I’ve not seen the film, but remember it had great reviews. I can imagine Fiennes doing Bendrix well. Was it Julianne Moore as Sarah? I would like to see the film now to compare.
Great review Annabel, and I’m so glad it’s not just me that has issues with this one! Yes, his writing is always excellent, but all that guilt just went on and on, and I couldn’t relate to it at all. And yes – Bendrix is not a nice man, is he??
I love Greene’s writing but this one gave so little enjoyment. Yet for 167 pages – I found an awful lot to say about it!
Very interesting to see your perspective on this, Annabel. I struggled somewhat with the second half of this book, particularly Sarah’s diary extracts which I found rather overwrought. As you say, all that Catholic guilt weighs very heavy here.
The whole business with Sarah and Smythe too, which I meant to comment on above but forgot, was also rather tedious. I do wonder what Lady C thought about it all!
I did not find ‘The End of the Affair’ upsetting or disturbing; perhaps that is more of a woman’s viewpoint.
I am also a huge fan of Graham Greene, and there are only one or two of his novels I haven’t read. My favorite is probably ‘Brighton Rock’, but they are all wonderful as far as I’m concerned.
I didn’t find it disturbing – just rather nasty and depressing, Bendrix’s attitude to almost everyone in particular.
This always strikes me as such a male view of romance. He’s a superior soul, but tortured, miserable, jealous, restless, etc, etc, etc. Too good for love and not good enough for it. Woman up on a pedestal but he can’t resist wobbling it all the time just to check she’s a real goddess and not what he fears, an ordinary woman (gasp!). Beauty of prose is supposed to wipe out any faults he may possess. I’m always intrigued to find out how autobiographical this is, as apparently it’s based on Greene’s own affair. I’m sure it’s a reduction of the work to hunt the sources, but I admit I am curious!
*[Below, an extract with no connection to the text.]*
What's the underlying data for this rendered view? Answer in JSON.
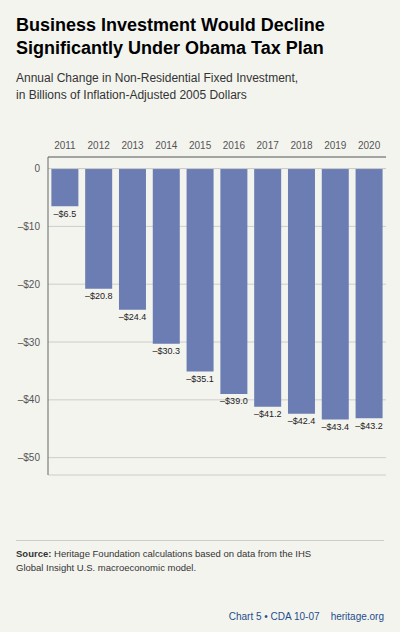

Greene dedicates it to the woman he had an affair with – and he lived on Clapham Common, so my source (Wikipedia!) says…
A shame you didn’t like this one, Annabel, but generous of you to recognise that it’s a good book at the same time! I think it’s far and away with masterpiece, but I’m always impressed by how different his books are.
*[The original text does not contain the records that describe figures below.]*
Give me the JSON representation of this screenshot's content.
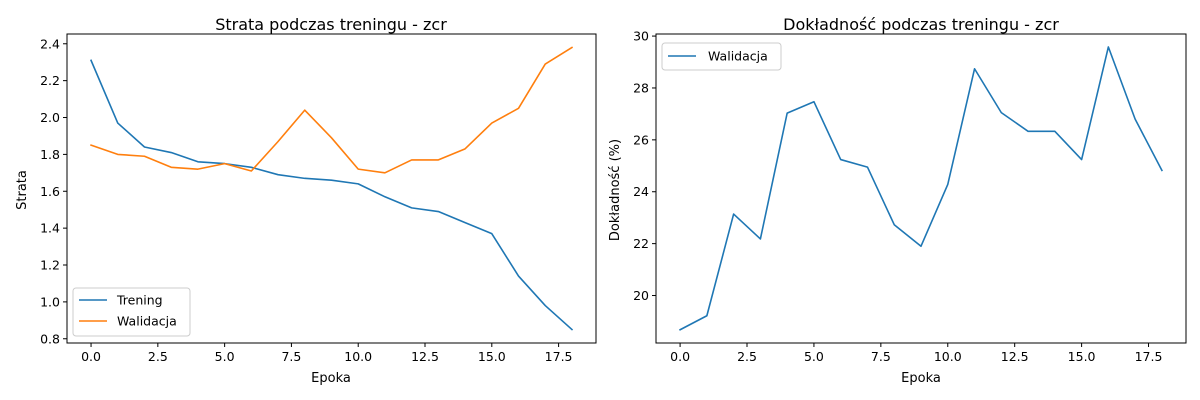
{
  "chart_data": [
    {
      "type": "line",
      "title": "Strata podczas treningu - zcr",
      "xlabel": "Epoka",
      "ylabel": "Strata",
      "x": [
        0,
        1,
        2,
        3,
        4,
        5,
        6,
        7,
        8,
        9,
        10,
        11,
        12,
        13,
        14,
        15,
        16,
        17,
        18
      ],
      "xlim": [
        -0.9,
        18.9
      ],
      "ylim": [
        0.777,
        2.453
      ],
      "xticks": [
        0.0,
        2.5,
        5.0,
        7.5,
        10.0,
        12.5,
        15.0,
        17.5
      ],
      "xtick_labels": [
        "0.0",
        "2.5",
        "5.0",
        "7.5",
        "10.0",
        "12.5",
        "15.0",
        "17.5"
      ],
      "yticks": [
        0.8,
        1.0,
        1.2,
        1.4,
        1.6,
        1.8,
        2.0,
        2.2,
        2.4
      ],
      "ytick_labels": [
        "0.8",
        "1.0",
        "1.2",
        "1.4",
        "1.6",
        "1.8",
        "2.0",
        "2.2",
        "2.4"
      ],
      "legend_position": "lower-left",
      "grid": false,
      "series": [
        {
          "name": "Trening",
          "color": "#1f77b4",
          "values": [
            2.31,
            1.97,
            1.84,
            1.81,
            1.76,
            1.75,
            1.73,
            1.69,
            1.67,
            1.66,
            1.64,
            1.57,
            1.51,
            1.49,
            1.43,
            1.37,
            1.14,
            0.98,
            0.85
          ]
        },
        {
          "name": "Walidacja",
          "color": "#ff7f0e",
          "values": [
            1.85,
            1.8,
            1.79,
            1.73,
            1.72,
            1.75,
            1.71,
            1.87,
            2.04,
            1.89,
            1.72,
            1.7,
            1.77,
            1.77,
            1.83,
            1.97,
            2.05,
            2.29,
            2.38
          ]
        }
      ]
    },
    {
      "type": "line",
      "title": "Dokładność podczas treningu - zcr",
      "xlabel": "Epoka",
      "ylabel": "Dokładność (%)",
      "x": [
        0,
        1,
        2,
        3,
        4,
        5,
        6,
        7,
        8,
        9,
        10,
        11,
        12,
        13,
        14,
        15,
        16,
        17,
        18
      ],
      "xlim": [
        -0.9,
        18.9
      ],
      "ylim": [
        18.17,
        30.08
      ],
      "xticks": [
        0.0,
        2.5,
        5.0,
        7.5,
        10.0,
        12.5,
        15.0,
        17.5
      ],
      "xtick_labels": [
        "0.0",
        "2.5",
        "5.0",
        "7.5",
        "10.0",
        "12.5",
        "15.0",
        "17.5"
      ],
      "yticks": [
        20,
        22,
        24,
        26,
        28,
        30
      ],
      "ytick_labels": [
        "20",
        "22",
        "24",
        "26",
        "28",
        "30"
      ],
      "legend_position": "top-left",
      "grid": false,
      "series": [
        {
          "name": "Walidacja",
          "color": "#1f77b4",
          "values": [
            18.68,
            19.22,
            23.14,
            22.18,
            27.03,
            27.47,
            25.24,
            24.95,
            22.73,
            21.9,
            24.28,
            28.74,
            27.05,
            26.33,
            26.33,
            25.24,
            29.58,
            26.8,
            24.82
          ]
        }
      ]
    }
  ]
}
His writing is always brilliant. I just disliked the characters so in it. Bendrix had no redeeming qualities at all, such an awful man!
I’ve not read Graham Greene and feel I should but I don’t know that I’ll start with this one….I don’t think I like Bendrix very much either now! I’m late to the 1951 party but have enjoyed reading everyone’s reviews.
I love Greene’s writing, but I didn’t love the characters in this one, however many consider it a masterpiece. Better to start with one of his lighter ones, or one set in hotter climes perhaps?